Endlich brachte Faolan ein kraftvolles Heulen zustande. „Aaaahuuuuu! Gaaruuuu!“ Es war der Ruf des Spitzenwolfs, der einen Byrrgis zusammentrommelt. Und er bedeutete: „Versammelt euer Mark.“

Faolan sah, wie seine Gefährten einen letzten Blick auf das Land hinter ihnen warfen, ehe sie die Eisbrücke betraten. Was ging wohl in diesem Moment in ihren Köpfen vor?

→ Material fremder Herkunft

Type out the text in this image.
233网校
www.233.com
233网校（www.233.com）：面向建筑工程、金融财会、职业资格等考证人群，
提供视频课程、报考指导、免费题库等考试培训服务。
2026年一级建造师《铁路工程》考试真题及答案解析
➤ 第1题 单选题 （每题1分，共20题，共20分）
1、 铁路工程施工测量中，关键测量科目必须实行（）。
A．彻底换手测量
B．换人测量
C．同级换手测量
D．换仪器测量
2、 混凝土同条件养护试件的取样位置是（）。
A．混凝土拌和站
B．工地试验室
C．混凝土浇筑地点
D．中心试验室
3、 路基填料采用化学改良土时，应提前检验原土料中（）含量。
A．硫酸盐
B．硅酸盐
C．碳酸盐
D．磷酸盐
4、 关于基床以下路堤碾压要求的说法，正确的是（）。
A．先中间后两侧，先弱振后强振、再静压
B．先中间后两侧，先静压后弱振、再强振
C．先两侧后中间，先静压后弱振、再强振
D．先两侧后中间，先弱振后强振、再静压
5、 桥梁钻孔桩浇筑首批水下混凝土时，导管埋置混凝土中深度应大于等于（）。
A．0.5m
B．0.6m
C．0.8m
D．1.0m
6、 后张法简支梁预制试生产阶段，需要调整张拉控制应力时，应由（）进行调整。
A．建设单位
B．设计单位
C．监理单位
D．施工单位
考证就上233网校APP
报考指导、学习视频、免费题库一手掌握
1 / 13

Myrr hielt den Blick die ganze Zeit auf seine Pfoten gerichtet, während er hinter Edme herlief. Faolan hatte ihnen eingeschärft, nie zurückzuschauen, nicht ein einziges Mal. Der Weg über die Brücke war gefährlich. Wenn sie nicht aufpassten, konnten sie leicht ausrutschen und hinunterfallen. Immer auf der Hut sein, hatte Faolan gesagt. Aber Myrr hatte sowieso keine Lust, zurückzuschauen. Hinter ihm lagen nur schreckliche Erinnerungen. Er war auf die schlimmste Art entwöhnt worden, die man sich nur denken konnte. Nicht weil seine Mutter gestorben war. Das wäre die zweitschlimmste Art gewesen. Nein, es war etwas anderes passiert. Myrr schauderte bei dem bloßen Gedanken daran. Seine Mutter und sein Vater hatten ihn verlassen. Sie hatten ihn mit leeren Augen angestarrt wie einen Felsen oder ein Stück Holz, ein welkes Grasbüschel, einen Schlammklumpen. Dann hatten sie ihm den Rücken gekehrt und waren einfach fortgegangen.

Myrr schüttelte sich, um die Vorstellung aus seinem Kopf zu verbannen. Er ging weiter, immer in Edmes Fußstapfen.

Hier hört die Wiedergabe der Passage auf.